Sandro Magister has been giving a bit of attention on his blog to the Traditionalist attack on Vatican II. The relevant posts are
The issues discussed in these posts are of the utmost signficance. The backdrop is Benedict XVI’s 2005 Christmas address to the Roman Curia, in which he famously refuted the “hermeneutic of discontinuity” as a interpretive approach to the Second Vatican Council.
Of the three posts above, the most important (as I see it) is the essay included in the second post (“Who’s betraying tradition”) by Fr Martin Rhonheimer entitled “THE “HERMENEUTIC OF REFORM” AND RELIGIOUS FREEDOM” and the appended notes by the same author “CONTINUITY AND DISCONTINUITY: WHAT OF THE INFALLIBILITY OF THE MAGISTERIUM?”
As everyone by now knows, one of the reasons that I became Catholic was the continuity of the Catholic Church. I was more than a little surprised, when I became Catholic, to find that there were two camps in the Church who argued for (what Benedict aptly termed) an “hermeneutic of discontinuity”. Ironically, these two camps are mortal enemies: they are the Traditionalists (of various stripes from the sede vacantists to good, loyal sons of the Pope) and the Liberals (the “Spirit of Vatican II” crowd – an aging but still influential mob). Both agree that Vatican II represented a break in the continuity of the Church’s teaching.
Pope Benedict rejected this “hermeneutic of discontinuity”. But as Fr Rhonheimer points out, it is very significant that the alternative proposed by the Pope was NOT an “hermeneutic of CONTINUITY”. (Do a google search on that term and you find “About 281,000 results”, but Pope Benedict never used this phrase). Fr Rhonheimer writes:
The warning was enthusiastically taken up by Catholics faithful to the Pope, with the opinion spreading that, in his speech, Benedict had opposed the “hermeneutic of discontinuity” with a “hermeneutic of continuity”. […] This understanding, however, is unfounded. In the Pope’s address, there is no such opposition between a “hermeneutic of discontinuity” and a “hermeneutic of continuity”. Rather, as he explained: “In contrast with the hermeneutic of discontinuity is a hermeneutic of reform…” And in what lies the “nature of true reform”? According to the Holy Father, “in the interplay, on different levels, between continuity and discontinuity”.
Fr Rhonheimer points out:
“Continuity”, therefore, is not the only hermeneutical category for understanding the Second Vatican Council. The category of “reform” is also necessary, a category which includes elements of both continuity and discontinuity. But as Benedict emphasized, the continuity and discontinuity are “on different levels”. It is important, therefore, to identify and distinguish these levels correctly.
He claims that a
search for a false continuity that would ultimately distort a genuine continuity and, with it, the nature of the one, holy, Catholic and apostolic Church.

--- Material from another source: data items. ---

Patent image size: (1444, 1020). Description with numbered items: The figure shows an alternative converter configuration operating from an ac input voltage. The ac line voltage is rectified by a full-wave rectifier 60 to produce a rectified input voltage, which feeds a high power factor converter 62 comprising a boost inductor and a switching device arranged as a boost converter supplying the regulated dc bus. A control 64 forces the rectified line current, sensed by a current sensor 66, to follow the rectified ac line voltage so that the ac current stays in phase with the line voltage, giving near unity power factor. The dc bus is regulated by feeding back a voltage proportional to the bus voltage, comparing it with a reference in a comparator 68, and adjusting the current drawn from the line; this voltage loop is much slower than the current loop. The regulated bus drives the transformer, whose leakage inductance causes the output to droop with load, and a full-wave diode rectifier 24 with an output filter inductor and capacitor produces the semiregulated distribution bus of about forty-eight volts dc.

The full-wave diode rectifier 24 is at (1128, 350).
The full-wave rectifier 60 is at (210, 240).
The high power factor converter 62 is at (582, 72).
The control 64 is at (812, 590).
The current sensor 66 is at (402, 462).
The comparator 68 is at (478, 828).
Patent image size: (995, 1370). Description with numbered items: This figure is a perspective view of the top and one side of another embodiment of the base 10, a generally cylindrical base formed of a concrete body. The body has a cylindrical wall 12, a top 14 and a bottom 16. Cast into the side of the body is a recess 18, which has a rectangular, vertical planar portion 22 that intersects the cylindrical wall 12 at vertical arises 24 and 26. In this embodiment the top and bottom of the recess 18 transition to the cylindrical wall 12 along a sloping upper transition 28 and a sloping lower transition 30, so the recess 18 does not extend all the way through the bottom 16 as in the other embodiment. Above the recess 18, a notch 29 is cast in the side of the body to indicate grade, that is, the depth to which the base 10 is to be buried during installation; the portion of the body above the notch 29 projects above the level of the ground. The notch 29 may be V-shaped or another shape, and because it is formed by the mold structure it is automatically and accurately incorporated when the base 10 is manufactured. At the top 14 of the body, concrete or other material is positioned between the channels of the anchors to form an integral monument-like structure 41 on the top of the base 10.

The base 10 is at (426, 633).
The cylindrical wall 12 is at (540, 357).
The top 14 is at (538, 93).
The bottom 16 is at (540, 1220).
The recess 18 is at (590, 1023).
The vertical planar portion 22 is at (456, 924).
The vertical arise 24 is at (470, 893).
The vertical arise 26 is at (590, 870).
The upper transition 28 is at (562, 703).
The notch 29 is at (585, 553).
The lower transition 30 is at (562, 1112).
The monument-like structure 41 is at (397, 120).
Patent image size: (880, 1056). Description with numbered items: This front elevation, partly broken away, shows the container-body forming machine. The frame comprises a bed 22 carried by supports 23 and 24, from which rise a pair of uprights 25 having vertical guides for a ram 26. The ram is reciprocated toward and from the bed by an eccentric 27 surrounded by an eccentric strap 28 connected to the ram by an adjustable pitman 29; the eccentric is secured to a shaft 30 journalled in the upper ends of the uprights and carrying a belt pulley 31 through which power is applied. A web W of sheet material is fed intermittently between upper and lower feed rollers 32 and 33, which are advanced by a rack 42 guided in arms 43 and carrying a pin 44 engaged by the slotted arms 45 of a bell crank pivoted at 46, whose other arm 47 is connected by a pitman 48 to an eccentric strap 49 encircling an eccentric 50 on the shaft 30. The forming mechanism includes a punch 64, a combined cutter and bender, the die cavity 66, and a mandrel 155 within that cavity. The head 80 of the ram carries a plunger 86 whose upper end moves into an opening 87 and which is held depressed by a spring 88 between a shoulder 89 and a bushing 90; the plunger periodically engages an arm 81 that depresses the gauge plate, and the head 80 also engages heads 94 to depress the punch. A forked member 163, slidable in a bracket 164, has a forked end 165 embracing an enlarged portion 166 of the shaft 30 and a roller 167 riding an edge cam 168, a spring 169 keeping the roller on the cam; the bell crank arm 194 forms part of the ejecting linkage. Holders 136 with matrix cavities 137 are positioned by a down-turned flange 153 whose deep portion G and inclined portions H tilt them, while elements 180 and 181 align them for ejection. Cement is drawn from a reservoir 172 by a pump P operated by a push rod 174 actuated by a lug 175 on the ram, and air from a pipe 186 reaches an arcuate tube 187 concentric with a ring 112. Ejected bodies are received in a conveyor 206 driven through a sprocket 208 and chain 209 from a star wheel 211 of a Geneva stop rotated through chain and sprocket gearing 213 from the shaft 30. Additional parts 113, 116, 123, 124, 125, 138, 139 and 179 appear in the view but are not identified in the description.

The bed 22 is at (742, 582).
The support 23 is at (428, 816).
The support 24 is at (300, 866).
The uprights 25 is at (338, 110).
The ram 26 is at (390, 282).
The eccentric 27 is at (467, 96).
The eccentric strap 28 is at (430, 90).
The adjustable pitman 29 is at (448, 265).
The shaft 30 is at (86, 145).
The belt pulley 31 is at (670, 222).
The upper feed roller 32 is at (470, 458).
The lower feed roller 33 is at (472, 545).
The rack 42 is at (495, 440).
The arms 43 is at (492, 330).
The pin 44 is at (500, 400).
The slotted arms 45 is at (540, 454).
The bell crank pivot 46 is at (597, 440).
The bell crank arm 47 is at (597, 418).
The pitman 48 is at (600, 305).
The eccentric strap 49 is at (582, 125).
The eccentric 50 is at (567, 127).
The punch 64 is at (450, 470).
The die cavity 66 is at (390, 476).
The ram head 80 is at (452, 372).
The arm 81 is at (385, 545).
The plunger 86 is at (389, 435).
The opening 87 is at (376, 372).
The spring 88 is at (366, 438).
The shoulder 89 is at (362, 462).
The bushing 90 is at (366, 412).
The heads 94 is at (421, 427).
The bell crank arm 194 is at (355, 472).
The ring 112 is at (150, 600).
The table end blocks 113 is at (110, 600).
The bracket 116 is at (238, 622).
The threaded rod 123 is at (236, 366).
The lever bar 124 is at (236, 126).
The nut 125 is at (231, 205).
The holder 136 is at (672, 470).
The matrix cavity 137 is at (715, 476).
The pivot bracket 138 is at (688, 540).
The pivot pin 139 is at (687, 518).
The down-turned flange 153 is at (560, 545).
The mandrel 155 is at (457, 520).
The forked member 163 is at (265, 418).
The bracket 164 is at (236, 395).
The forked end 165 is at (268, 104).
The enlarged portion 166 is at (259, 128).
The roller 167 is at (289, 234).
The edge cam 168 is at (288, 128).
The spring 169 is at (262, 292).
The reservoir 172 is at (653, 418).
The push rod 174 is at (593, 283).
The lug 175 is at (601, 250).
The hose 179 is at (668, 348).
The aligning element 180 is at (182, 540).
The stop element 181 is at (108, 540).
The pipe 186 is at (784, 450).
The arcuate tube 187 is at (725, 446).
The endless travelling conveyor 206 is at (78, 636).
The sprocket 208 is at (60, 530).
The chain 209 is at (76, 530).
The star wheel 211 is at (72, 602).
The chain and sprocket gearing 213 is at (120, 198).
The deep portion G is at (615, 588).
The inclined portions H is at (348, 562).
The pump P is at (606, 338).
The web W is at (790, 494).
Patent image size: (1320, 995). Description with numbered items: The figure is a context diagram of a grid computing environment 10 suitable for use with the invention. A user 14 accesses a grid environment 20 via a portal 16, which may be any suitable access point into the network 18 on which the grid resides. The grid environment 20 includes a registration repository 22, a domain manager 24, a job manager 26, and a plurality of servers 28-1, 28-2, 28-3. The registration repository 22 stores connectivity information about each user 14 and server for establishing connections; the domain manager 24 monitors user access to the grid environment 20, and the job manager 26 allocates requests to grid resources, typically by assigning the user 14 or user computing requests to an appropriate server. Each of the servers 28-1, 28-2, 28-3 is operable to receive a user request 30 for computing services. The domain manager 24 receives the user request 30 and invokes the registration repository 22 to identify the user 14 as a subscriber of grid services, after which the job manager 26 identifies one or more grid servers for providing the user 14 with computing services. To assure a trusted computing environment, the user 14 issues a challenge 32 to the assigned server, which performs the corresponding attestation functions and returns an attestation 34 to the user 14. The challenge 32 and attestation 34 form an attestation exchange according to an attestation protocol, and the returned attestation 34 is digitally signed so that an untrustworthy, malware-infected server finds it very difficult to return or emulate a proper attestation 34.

This is a very important essay. The use of the test case of the Church’s teaching on Religious Freedom is very pertinent, and offers a concrete example of how the teaching of the Catholic Church is actually open to reform when it is discovered that a traditional position of the Church’s magisterium is in fact “trumped” by a more ancient and more authentic Tradition. He argues that although the relationship of Church and State that had become “traditional” under the Constantinian model of “Christendom” in the Middle Ages is indeed venerable, Pope Benedict claimed that there is a more “authentic” continuity between the teaching of Vatican II on this matter and the apostolic, pre-Constantinian Church that needs to be honoured above this “traditional” position.
On the contrary, it would seem that at its origin Christianity even adopted a rather different position. It was born and developed in a pagan environment; it was conceived, on the basis of the Gospel and the example of Jesus Christ, as founded essentially on the separation between religion and politics, and it did not ask the Roman empire for the freedom to be able to develop without obstacles. In recognizing and making its own through its decree on religious freedom an “essential principle of the modern state,” Benedict XVI affirms in his speech, Vatican Council II “has recovered the deepest patrimony of the Church. By so doing she can be conscious of being in full harmony with the teaching of Jesus himself (cf. Mt 22: 21), as well as with the Church of the martyrs of all time.”
This essay has great importance for understanding the way in which “reform” works in the Catholic Church. It acknowledges a certain “time-boundedness” in every teaching of the Magisterium. Of course, the “infallible” teaching of the Church cannot be rejected in a manner of “discontinuity”, but “reform” always seeks to bring to light once again the true Tradition of the Church over the time-bound pronouncements of the past. It is simply not true to say that the teaching of the Church is “irreformable”. The nature of true “reform”, however, must always be grounded in the true Tradition of the Church.
Tricky stuff. But Fr Rhonheimer’s contribution to the discussion is very significant. In my humble opinion, of course. I would be interested in your humble opinions. However, before you comment on this post, please take the time to read Fr Rhonheimer’s essay and appendix in full first.